The new cult of premium denim has such labels as True Religion, Citizens of Humanity and 7 For All Mankind, chic jeans of various washes, embellished with trendy fading, ripping, distressing and whiskering -- denim lingo that means expensive pants ($150 to $400 a pair or more) that look stylishly lived in.
In this cult, devotees pay sinful amounts of money for high-end denim designed to slip on like second skin, clinging to the right curves while lifting and elongating the wrong ones.
"It's a category that's been defined that's not going to go away," says Tom Julian, a trend analyst at Fallon Worldwide in New York.
Denim has become the uniform of the urban hipster, a fashion staple akin to the "nice black pants" of a few years ago. Dress them up, dress them down. Wear them to work with a velvet blazer. Slink on a sequined tank top and you've got a Friday-night outfit. They've even become a mainstay of celebrity red carpets.
But $200 for indigo-colored cotton?
To wear them is to love them
Nancy Becker, 28, says jeans shopping used to mean a stop at the Gap, maybe a splurge on a pair of $80 Lucky Brand Jeans.
But when the New Yorker squiggled into her first pair of premium denim last year, she experienced blue-jean nirvana. And now she's a convert.
"I absolutely loved them," says Becker, who works for a bank. Despite paying around $150, she loved her first pair of Sevens so much that she eventually wore two holes through the back thighs.
For some, status outweighs fit. Aficionados can decipher the loops and logo stitching that wiggle on tushes from New York to Los Angeles. They know which celebrity favors what brand, can instantly differentiate a $150 pair of Joe's Jeans from $275 True Religions.
"It's ridiculous," says Molly Munro, a premium-denim saleswoman at Bloomingdale's.
The 26-year-old does own a pair.
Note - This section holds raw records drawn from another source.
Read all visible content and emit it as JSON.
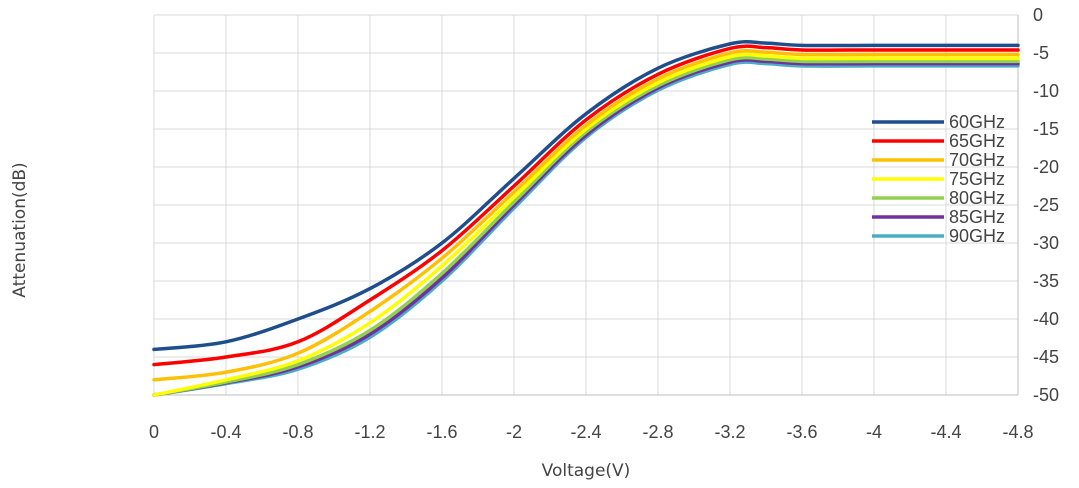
{
  "chart_data": {
    "type": "line",
    "xlabel": "Voltage(V)",
    "ylabel": "Attenuation(dB)",
    "xlim": [
      0,
      -4.8
    ],
    "ylim": [
      -50,
      0
    ],
    "x_ticks": [
      "0",
      "-0.4",
      "-0.8",
      "-1.2",
      "-1.6",
      "-2",
      "-2.4",
      "-2.8",
      "-3.2",
      "-3.6",
      "-4",
      "-4.4",
      "-4.8"
    ],
    "y_ticks": [
      "0",
      "-5",
      "-10",
      "-15",
      "-20",
      "-25",
      "-30",
      "-35",
      "-40",
      "-45",
      "-50"
    ],
    "x_ticks_numeric": [
      0,
      -0.4,
      -0.8,
      -1.2,
      -1.6,
      -2,
      -2.4,
      -2.8,
      -3.2,
      -3.6,
      -4,
      -4.4,
      -4.8
    ],
    "y_ticks_numeric": [
      0,
      -5,
      -10,
      -15,
      -20,
      -25,
      -30,
      -35,
      -40,
      -45,
      -50
    ],
    "grid": "vertical and horizontal",
    "y_axis_side": "right",
    "legend_position": "right",
    "x": [
      0,
      -0.4,
      -0.8,
      -1.2,
      -1.6,
      -2.0,
      -2.4,
      -2.8,
      -3.2,
      -3.4,
      -3.6,
      -4.0,
      -4.4,
      -4.8
    ],
    "series": [
      {
        "name": "60GHz",
        "color": "#1f4e8c",
        "values": [
          -44,
          -43,
          -40,
          -36,
          -30,
          -21.5,
          -13,
          -7,
          -3.8,
          -3.7,
          -4,
          -4,
          -4,
          -4
        ]
      },
      {
        "name": "65GHz",
        "color": "#ff0000",
        "values": [
          -46,
          -45,
          -43,
          -37.5,
          -31,
          -22.5,
          -13.8,
          -7.8,
          -4.4,
          -4.3,
          -4.6,
          -4.6,
          -4.6,
          -4.6
        ]
      },
      {
        "name": "70GHz",
        "color": "#ffc000",
        "values": [
          -48,
          -47,
          -44.5,
          -39,
          -32,
          -23.3,
          -14.5,
          -8.4,
          -5.0,
          -4.9,
          -5.2,
          -5.2,
          -5.2,
          -5.2
        ]
      },
      {
        "name": "75GHz",
        "color": "#ffff00",
        "values": [
          -50,
          -48,
          -45.5,
          -40.5,
          -33,
          -24,
          -15,
          -8.9,
          -5.5,
          -5.4,
          -5.7,
          -5.7,
          -5.7,
          -5.7
        ]
      },
      {
        "name": "80GHz",
        "color": "#92d050",
        "values": [
          -50,
          -48.3,
          -46,
          -41.5,
          -34,
          -24.6,
          -15.4,
          -9.3,
          -5.9,
          -5.8,
          -6.1,
          -6.1,
          -6.1,
          -6.1
        ]
      },
      {
        "name": "85GHz",
        "color": "#7030a0",
        "values": [
          -50,
          -48.4,
          -46.3,
          -42,
          -34.6,
          -25,
          -15.8,
          -9.6,
          -6.2,
          -6.1,
          -6.4,
          -6.4,
          -6.4,
          -6.4
        ]
      },
      {
        "name": "90GHz",
        "color": "#4bacc6",
        "values": [
          -50,
          -48.5,
          -46.6,
          -42.4,
          -35,
          -25.4,
          -16.1,
          -9.9,
          -6.5,
          -6.4,
          -6.7,
          -6.7,
          -6.7,
          -6.7
        ]
      }
    ]
  }
}
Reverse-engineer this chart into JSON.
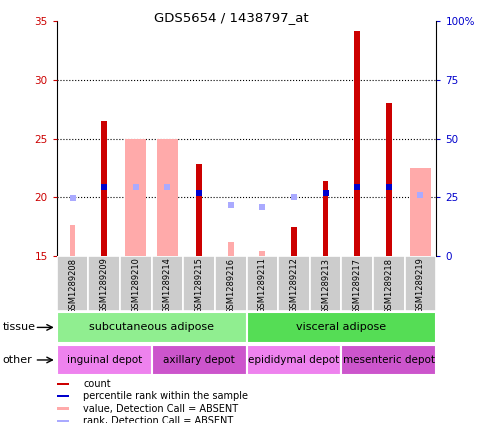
{
  "title": "GDS5654 / 1438797_at",
  "samples": [
    "GSM1289208",
    "GSM1289209",
    "GSM1289210",
    "GSM1289214",
    "GSM1289215",
    "GSM1289216",
    "GSM1289211",
    "GSM1289212",
    "GSM1289213",
    "GSM1289217",
    "GSM1289218",
    "GSM1289219"
  ],
  "count_values": [
    null,
    26.5,
    null,
    null,
    22.8,
    null,
    null,
    17.5,
    21.4,
    34.2,
    28.0,
    null
  ],
  "count_absent": [
    17.6,
    null,
    null,
    null,
    null,
    16.2,
    15.4,
    null,
    null,
    null,
    null,
    null
  ],
  "value_absent": [
    null,
    null,
    25.0,
    25.0,
    null,
    null,
    null,
    null,
    null,
    null,
    null,
    22.5
  ],
  "rank_values": [
    null,
    20.9,
    null,
    null,
    20.4,
    null,
    null,
    null,
    20.4,
    20.9,
    20.9,
    null
  ],
  "rank_absent": [
    19.9,
    null,
    20.9,
    20.9,
    null,
    19.3,
    19.2,
    20.0,
    null,
    null,
    null,
    20.2
  ],
  "ylim_left": [
    15,
    35
  ],
  "yticks_left": [
    15,
    20,
    25,
    30,
    35
  ],
  "ytick_right_labels": [
    "0",
    "25",
    "50",
    "75",
    "100%"
  ],
  "color_count": "#cc0000",
  "color_rank": "#0000cc",
  "color_absent_value": "#ffaaaa",
  "color_absent_rank": "#aaaaff",
  "tissue_row": [
    {
      "label": "subcutaneous adipose",
      "start": 0,
      "end": 6,
      "color": "#90ee90"
    },
    {
      "label": "visceral adipose",
      "start": 6,
      "end": 12,
      "color": "#55dd55"
    }
  ],
  "other_row": [
    {
      "label": "inguinal depot",
      "start": 0,
      "end": 3,
      "color": "#ee82ee"
    },
    {
      "label": "axillary depot",
      "start": 3,
      "end": 6,
      "color": "#cc55cc"
    },
    {
      "label": "epididymal depot",
      "start": 6,
      "end": 9,
      "color": "#ee82ee"
    },
    {
      "label": "mesenteric depot",
      "start": 9,
      "end": 12,
      "color": "#cc55cc"
    }
  ],
  "legend_items": [
    {
      "color": "#cc0000",
      "label": "count"
    },
    {
      "color": "#0000cc",
      "label": "percentile rank within the sample"
    },
    {
      "color": "#ffaaaa",
      "label": "value, Detection Call = ABSENT"
    },
    {
      "color": "#aaaaff",
      "label": "rank, Detection Call = ABSENT"
    }
  ]
}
But, she says, "people will spend so much money just on jeans. I'm like, do you know how many trips I could take with that money? I could pay my rent for that."
How did it come to this?
Time was, jeans were a strictly utilitarian garment. They were the working-man's uniform, worn for comfort and durability. They became the leisure outfit of World War II soldiers and the rebel wear of the 1950s. They sprouted bell bottoms and painted daises for the flower children of the '60s and '70s.
And then came the designer wave of the '80s, when Jordache's stitched horse-head logo clung to women's behinds and nothing came between Brooke Shields and her Calvins.
Brands like 7 For All Mankind and Blue Cult, both based in California, came on the scene around 2000, preaching a new gospel: lower rises, slimming color washes, softer denim imported from upscale mills in Italy and Spain. All adding up, they said, to the perfect silhouette.
"We're so much more conscious of health and fitness. Women work hard to get the bodies they have, and they want to show it off," explains Tara Narayan, marketing director for Blue Cult. "They don't want to put on something that has a rise all the way up to their bellies. They don't want to look like a big pear, like they're wearing a big sack."